Estratégia visa fundamentar solicitação de prisão domiciliar com novos argumentos

A defesa de Jair Bolsonaro elabora nova tese para solicitar prisão domiciliar, argumentando que dano à tornozeleira não indica fuga.
Defesa de Bolsonaro elabora nova tese para pedido de domiciliar
A defesa de Jair Bolsonaro (PL) está desenvolvendo um novo pedido de domiciliar, que será apresentado provavelmente na próxima semana. A estratégia se baseia na argumentação de que o dano à tornozeleira eletrônica não implica automaticamente que o ex-presidente planejava uma fuga, um ponto que a defesa considera crucial para o sucesso do pedido.
Comparação com o caso Collor
Os advogados de Bolsonaro vão comparar a situação atual do ex-presidente com o caso de Fernando Collor, que ficou 36 horas com a tornozeleira desligada sem que sua prisão domiciliar fosse revogada. A defesa argumenta que é injusto penalizar Bolsonaro pela mesma razão, buscando assim criar um precedente que favoreça seu cliente.
Crise de saúde e necessidade de cuidados médicos
Outro argumento que será incluído na nova tese é a alegação de que o ex-presidente precisa de atendimento médico especial. Na quinta-feira (27), Bolsonaro teve que receber assistência médica após os filhos mencionarem uma crise de soluços nas redes sociais. Durante a audiência de custódia, ele relatou ter refluxo e apneia, além de estar sob uso de cinco medicamentos diferentes.
Autorização do ministro Moraes
A defesa ressaltará que um plantão médico 24 horas para Bolsonaro é garantido pelo ministro Alexandre de Moraes, o que reforça a necessidade de sua transferência para a prisão domiciliar. A equipe jurídica argumenta que a atual situação de Bolsonaro demanda cuidados médicos adequados, os quais seriam mais facilmente providenciados em um ambiente domiciliar.
Foco na prisão domiciliar
A principal estratégia da defesa é trazer Bolsonaro de volta à prisão domiciliar, considerando essa uma prioridade em relação a modificar a condenação que ele enfrenta. Os embargos infringentes que serão apresentados nesta sexta-feira (28) são vistos como um meio de expressar descontentamento com a decisão judicial, e não necessariamente como um recurso que irá alterar o resultado do julgamento.

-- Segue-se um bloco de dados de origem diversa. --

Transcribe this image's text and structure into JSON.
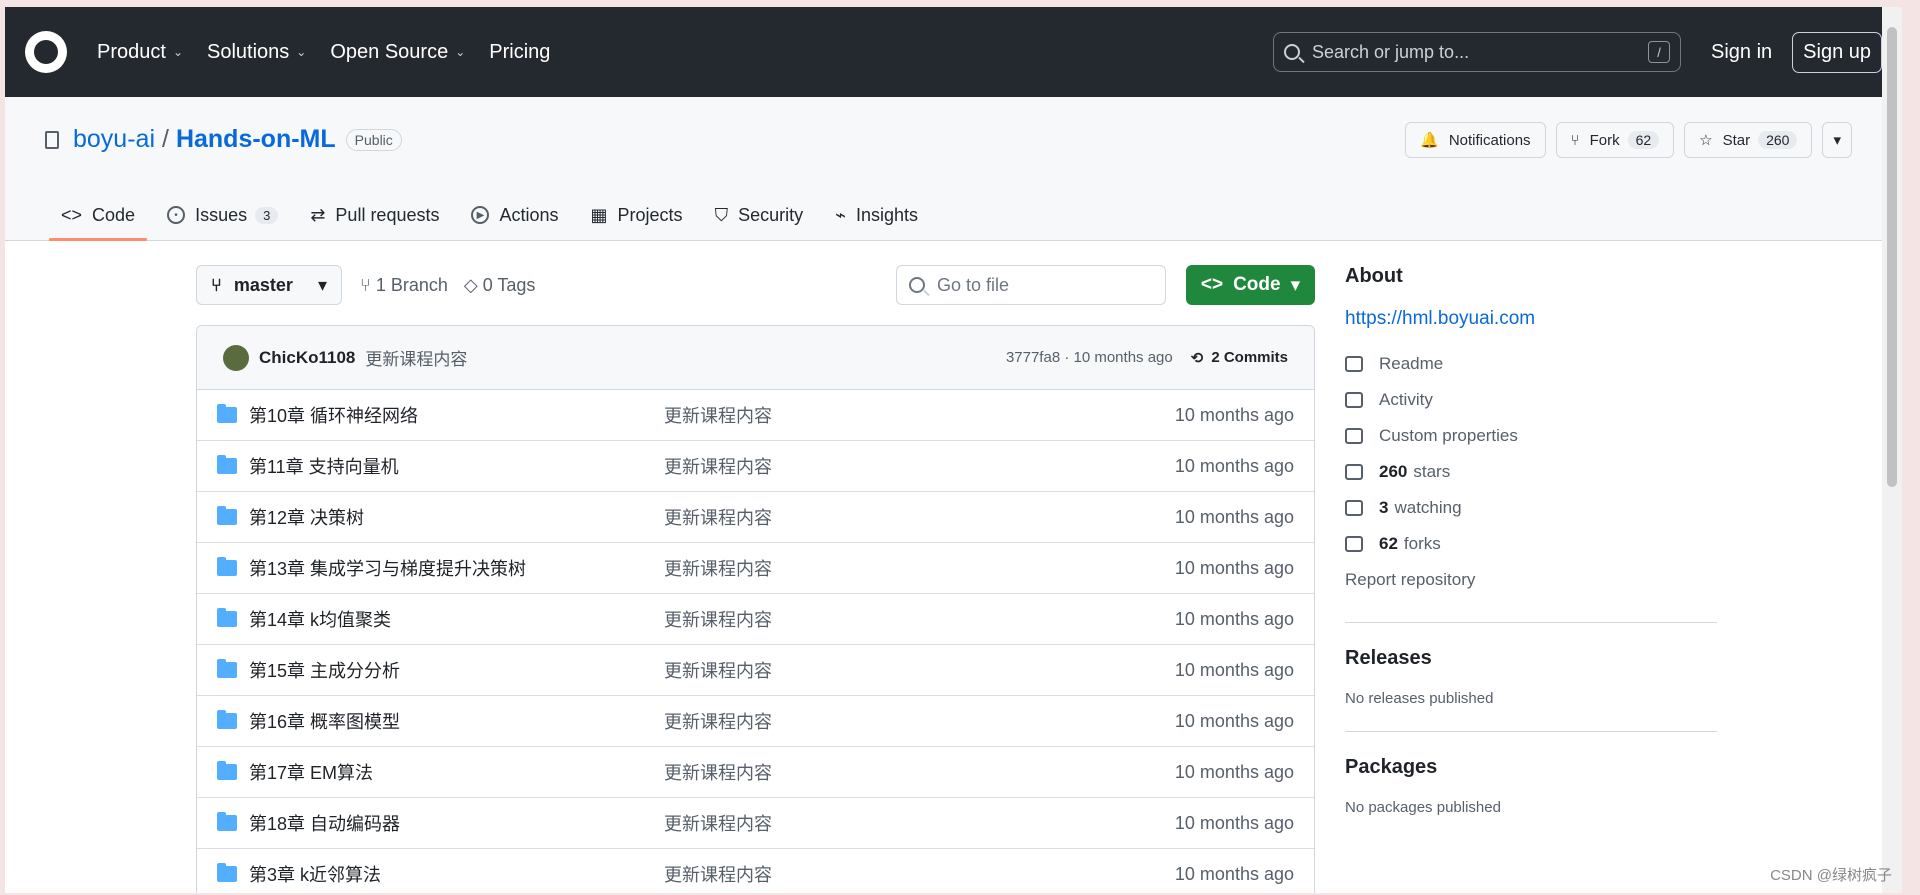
{
  "topnav": {
    "items": [
      {
        "label": "Product"
      },
      {
        "label": "Solutions"
      },
      {
        "label": "Open Source"
      },
      {
        "label": "Pricing"
      }
    ],
    "search_placeholder": "Search or jump to...",
    "shortcut": "/",
    "signin": "Sign in",
    "signup": "Sign up"
  },
  "repo": {
    "owner": "boyu-ai",
    "name": "Hands-on-ML",
    "visibility": "Public",
    "notifications": "Notifications",
    "fork_label": "Fork",
    "fork_count": "62",
    "star_label": "Star",
    "star_count": "260"
  },
  "tabs": [
    {
      "label": "Code"
    },
    {
      "label": "Issues",
      "count": "3"
    },
    {
      "label": "Pull requests"
    },
    {
      "label": "Actions"
    },
    {
      "label": "Projects"
    },
    {
      "label": "Security"
    },
    {
      "label": "Insights"
    }
  ],
  "toolbar": {
    "branch": "master",
    "branches": "1 Branch",
    "tags": "0 Tags",
    "goto": "Go to file",
    "code": "Code"
  },
  "commit": {
    "author": "ChicKo1108",
    "message": "更新课程内容",
    "hash": "3777fa8 · 10 months ago",
    "commits": "2 Commits"
  },
  "files": [
    {
      "name": "第10章 循环神经网络",
      "message": "更新课程内容",
      "date": "10 months ago"
    },
    {
      "name": "第11章 支持向量机",
      "message": "更新课程内容",
      "date": "10 months ago"
    },
    {
      "name": "第12章 决策树",
      "message": "更新课程内容",
      "date": "10 months ago"
    },
    {
      "name": "第13章 集成学习与梯度提升决策树",
      "message": "更新课程内容",
      "date": "10 months ago"
    },
    {
      "name": "第14章 k均值聚类",
      "message": "更新课程内容",
      "date": "10 months ago"
    },
    {
      "name": "第15章 主成分分析",
      "message": "更新课程内容",
      "date": "10 months ago"
    },
    {
      "name": "第16章 概率图模型",
      "message": "更新课程内容",
      "date": "10 months ago"
    },
    {
      "name": "第17章 EM算法",
      "message": "更新课程内容",
      "date": "10 months ago"
    },
    {
      "name": "第18章 自动编码器",
      "message": "更新课程内容",
      "date": "10 months ago"
    },
    {
      "name": "第3章 k近邻算法",
      "message": "更新课程内容",
      "date": "10 months ago"
    }
  ],
  "about": {
    "heading": "About",
    "link": "https://hml.boyuai.com",
    "readme": "Readme",
    "activity": "Activity",
    "custom": "Custom properties",
    "stars_count": "260",
    "stars_label": "stars",
    "watching_count": "3",
    "watching_label": "watching",
    "forks_count": "62",
    "forks_label": "forks",
    "report": "Report repository"
  },
  "releases": {
    "heading": "Releases",
    "text": "No releases published"
  },
  "packages": {
    "heading": "Packages",
    "text": "No packages published"
  },
  "watermark": "CSDN @绿树疯子"
}
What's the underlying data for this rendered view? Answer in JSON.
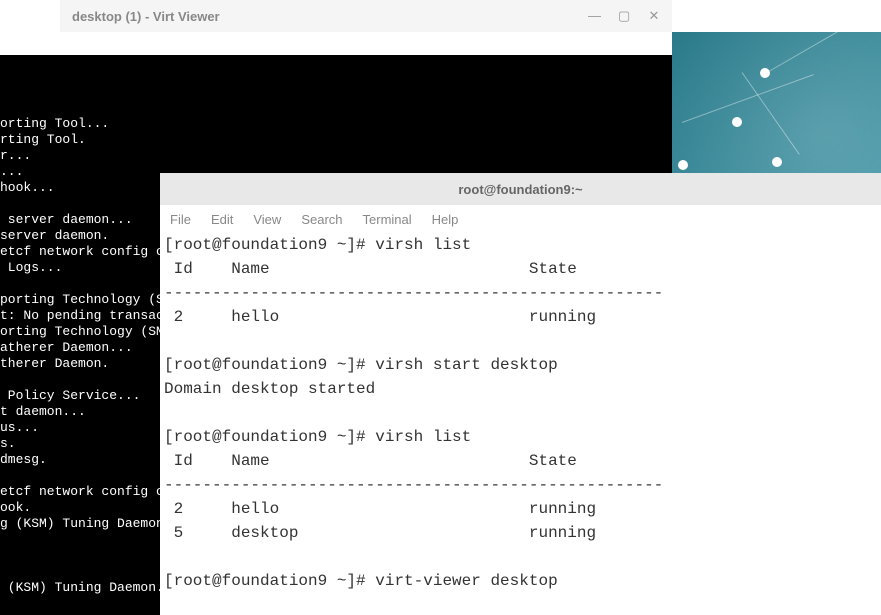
{
  "virt_viewer": {
    "title": "desktop (1) - Virt Viewer",
    "controls": {
      "min": "—",
      "max": "▢",
      "close": "✕"
    },
    "console_lines": [
      "",
      "orting Tool...",
      "rting Tool.",
      "r...",
      "...",
      "hook...",
      "",
      " server daemon...",
      "server daemon.",
      "etcf network config c...",
      " Logs...",
      "",
      "porting Technology (SMART",
      "t: No pending transaction",
      "orting Technology (SMART",
      "atherer Daemon...",
      "therer Daemon.",
      "",
      " Policy Service...",
      "t daemon...",
      "us...",
      "s.",
      "dmesg.",
      "",
      "etcf network config chang",
      "ook.",
      "g (KSM) Tuning Daemon...",
      "",
      "",
      "",
      " (KSM) Tuning Daemon."
    ]
  },
  "terminal": {
    "title": "root@foundation9:~",
    "menu": {
      "file": "File",
      "edit": "Edit",
      "view": "View",
      "search": "Search",
      "terminal": "Terminal",
      "help": "Help"
    },
    "lines": [
      "[root@foundation9 ~]# virsh list",
      " Id    Name                           State",
      "----------------------------------------------------",
      " 2     hello                          running",
      "",
      "[root@foundation9 ~]# virsh start desktop",
      "Domain desktop started",
      "",
      "[root@foundation9 ~]# virsh list",
      " Id    Name                           State",
      "----------------------------------------------------",
      " 2     hello                          running",
      " 5     desktop                        running",
      "",
      "[root@foundation9 ~]# virt-viewer desktop"
    ]
  }
}
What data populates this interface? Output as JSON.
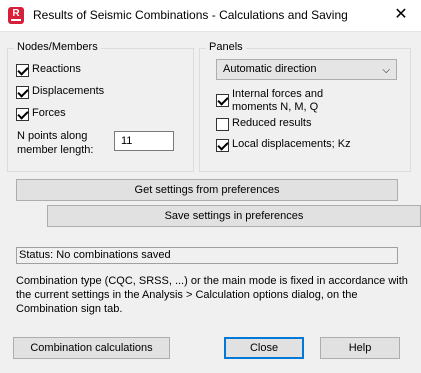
{
  "window": {
    "title": "Results of Seismic Combinations - Calculations and Saving",
    "app_icon": "R",
    "close_glyph": "✕"
  },
  "nodes_members": {
    "label": "Nodes/Members",
    "reactions": {
      "label": "Reactions",
      "checked": true
    },
    "displacements": {
      "label": "Displacements",
      "checked": true
    },
    "forces": {
      "label": "Forces",
      "checked": true
    },
    "n_points_label_1": "N points along",
    "n_points_label_2": "member length:",
    "n_points_value": "11"
  },
  "panels": {
    "label": "Panels",
    "direction_value": "Automatic direction",
    "internal_forces_1": "Internal forces and",
    "internal_forces_2": "moments N, M, Q",
    "internal_forces_checked": true,
    "reduced_results": {
      "label": "Reduced results",
      "checked": false
    },
    "local_displacements": {
      "label": "Local displacements; Kz",
      "checked": true
    }
  },
  "buttons": {
    "get_settings": "Get settings from preferences",
    "save_settings": "Save settings in preferences",
    "combination_calculations": "Combination calculations",
    "close": "Close",
    "help": "Help"
  },
  "status": "Status: No combinations saved",
  "note": "Combination type (CQC, SRSS, ...) or the main mode is fixed in accordance with the current settings in the Analysis > Calculation options dialog, on the Combination sign tab.",
  "colors": {
    "accent": "#0078d7",
    "app_icon": "#d6203a",
    "dialog_bg": "#f0f0f0"
  }
}
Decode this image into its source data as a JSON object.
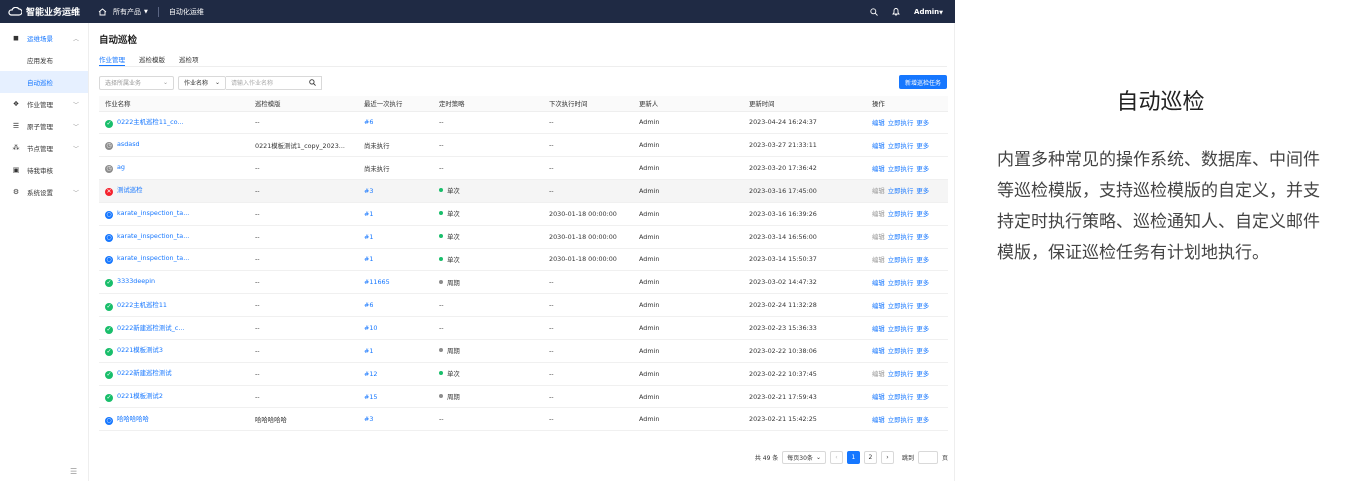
{
  "topbar": {
    "app_name": "智能业务运维",
    "all_products": "所有产品",
    "section": "自动化运维",
    "user": "Admin"
  },
  "sidebar": {
    "items": [
      {
        "label": "运维场景",
        "icon": "cube-icon"
      },
      {
        "label": "应用发布"
      },
      {
        "label": "自动巡检"
      },
      {
        "label": "作业管理",
        "icon": "jobs-icon"
      },
      {
        "label": "原子管理",
        "icon": "atom-icon"
      },
      {
        "label": "节点管理",
        "icon": "nodes-icon"
      },
      {
        "label": "待我审核",
        "icon": "review-icon"
      },
      {
        "label": "系统设置",
        "icon": "gear-icon"
      }
    ]
  },
  "main": {
    "title": "自动巡检",
    "tabs": [
      "作业管理",
      "巡检模版",
      "巡检项"
    ],
    "filter_business_placeholder": "选择所属业务",
    "filter_field": "作业名称",
    "search_placeholder": "请输入作业名称",
    "new_button": "新增巡检任务",
    "columns": [
      "作业名称",
      "巡检模版",
      "最近一次执行",
      "定时策略",
      "下次执行时间",
      "更新人",
      "更新时间",
      "操作"
    ],
    "actions": {
      "edit": "编辑",
      "run": "立即执行",
      "more": "更多"
    },
    "rows": [
      {
        "status": "success",
        "name": "0222主机巡检11_co...",
        "template": "--",
        "last": "#6",
        "last_link": true,
        "policy": "--",
        "policy_dot": "",
        "next": "--",
        "updater": "Admin",
        "updated": "2023-04-24 16:24:37",
        "disabled": false,
        "hl": false
      },
      {
        "status": "pending",
        "name": "asdasd",
        "template": "0221模板测试1_copy_2023...",
        "last": "尚未执行",
        "last_link": false,
        "policy": "--",
        "policy_dot": "",
        "next": "--",
        "updater": "Admin",
        "updated": "2023-03-27 21:33:11",
        "disabled": false,
        "hl": false
      },
      {
        "status": "pending",
        "name": "ag",
        "template": "--",
        "last": "尚未执行",
        "last_link": false,
        "policy": "--",
        "policy_dot": "",
        "next": "--",
        "updater": "Admin",
        "updated": "2023-03-20 17:36:42",
        "disabled": false,
        "hl": false
      },
      {
        "status": "failed",
        "name": "测试巡检",
        "template": "--",
        "last": "#3",
        "last_link": true,
        "policy": "单次",
        "policy_dot": "g",
        "next": "--",
        "updater": "Admin",
        "updated": "2023-03-16 17:45:00",
        "disabled": true,
        "hl": true
      },
      {
        "status": "running",
        "name": "karate_inspection_ta...",
        "template": "--",
        "last": "#1",
        "last_link": true,
        "policy": "单次",
        "policy_dot": "g",
        "next": "2030-01-18 00:00:00",
        "updater": "Admin",
        "updated": "2023-03-16 16:39:26",
        "disabled": true,
        "hl": false
      },
      {
        "status": "running",
        "name": "karate_inspection_ta...",
        "template": "--",
        "last": "#1",
        "last_link": true,
        "policy": "单次",
        "policy_dot": "g",
        "next": "2030-01-18 00:00:00",
        "updater": "Admin",
        "updated": "2023-03-14 16:56:00",
        "disabled": true,
        "hl": false
      },
      {
        "status": "running",
        "name": "karate_inspection_ta...",
        "template": "--",
        "last": "#1",
        "last_link": true,
        "policy": "单次",
        "policy_dot": "g",
        "next": "2030-01-18 00:00:00",
        "updater": "Admin",
        "updated": "2023-03-14 15:50:37",
        "disabled": true,
        "hl": false
      },
      {
        "status": "success",
        "name": "3333deepin",
        "template": "--",
        "last": "#11665",
        "last_link": true,
        "policy": "周期",
        "policy_dot": "k",
        "next": "--",
        "updater": "Admin",
        "updated": "2023-03-02 14:47:32",
        "disabled": false,
        "hl": false
      },
      {
        "status": "success",
        "name": "0222主机巡检11",
        "template": "--",
        "last": "#6",
        "last_link": true,
        "policy": "--",
        "policy_dot": "",
        "next": "--",
        "updater": "Admin",
        "updated": "2023-02-24 11:32:28",
        "disabled": false,
        "hl": false
      },
      {
        "status": "success",
        "name": "0222新建巡检测试_c...",
        "template": "--",
        "last": "#10",
        "last_link": true,
        "policy": "--",
        "policy_dot": "",
        "next": "--",
        "updater": "Admin",
        "updated": "2023-02-23 15:36:33",
        "disabled": false,
        "hl": false
      },
      {
        "status": "success",
        "name": "0221模板测试3",
        "template": "--",
        "last": "#1",
        "last_link": true,
        "policy": "周期",
        "policy_dot": "k",
        "next": "--",
        "updater": "Admin",
        "updated": "2023-02-22 10:38:06",
        "disabled": false,
        "hl": false
      },
      {
        "status": "success",
        "name": "0222新建巡检测试",
        "template": "--",
        "last": "#12",
        "last_link": true,
        "policy": "单次",
        "policy_dot": "g",
        "next": "--",
        "updater": "Admin",
        "updated": "2023-02-22 10:37:45",
        "disabled": true,
        "hl": false
      },
      {
        "status": "success",
        "name": "0221模板测试2",
        "template": "--",
        "last": "#15",
        "last_link": true,
        "policy": "周期",
        "policy_dot": "k",
        "next": "--",
        "updater": "Admin",
        "updated": "2023-02-21 17:59:43",
        "disabled": false,
        "hl": false
      },
      {
        "status": "running",
        "name": "哈哈哈哈哈",
        "template": "哈哈哈哈哈",
        "last": "#3",
        "last_link": true,
        "policy": "--",
        "policy_dot": "",
        "next": "--",
        "updater": "Admin",
        "updated": "2023-02-21 15:42:25",
        "disabled": false,
        "hl": false
      }
    ]
  },
  "pager": {
    "total": "共 49 条",
    "page_size": "每页30条",
    "pages": [
      "1",
      "2"
    ],
    "current": "1",
    "jump_label": "跳到",
    "page_unit": "页"
  },
  "panel": {
    "title": "自动巡检",
    "text": "内置多种常见的操作系统、数据库、中间件等巡检模版，支持巡检模版的自定义，并支持定时执行策略、巡检通知人、自定义邮件模版，保证巡检任务有计划地执行。"
  },
  "colors": {
    "topbar": "#1f2a44",
    "accent": "#1677ff",
    "success": "#19be6b",
    "failed": "#f5222d",
    "pending": "#8c8c8c"
  }
}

A situação política em torno de Bolsonaro e sua defesa continua a ser monitorada, com apoiadores mantendo vigílias em frente à Polícia Federal. Enquanto isso, a pressão para que o ex-presidente receba o tratamento adequado e a liberdade condicional aumenta, criando um cenário de expectativa sobre os próximos passos da defesa.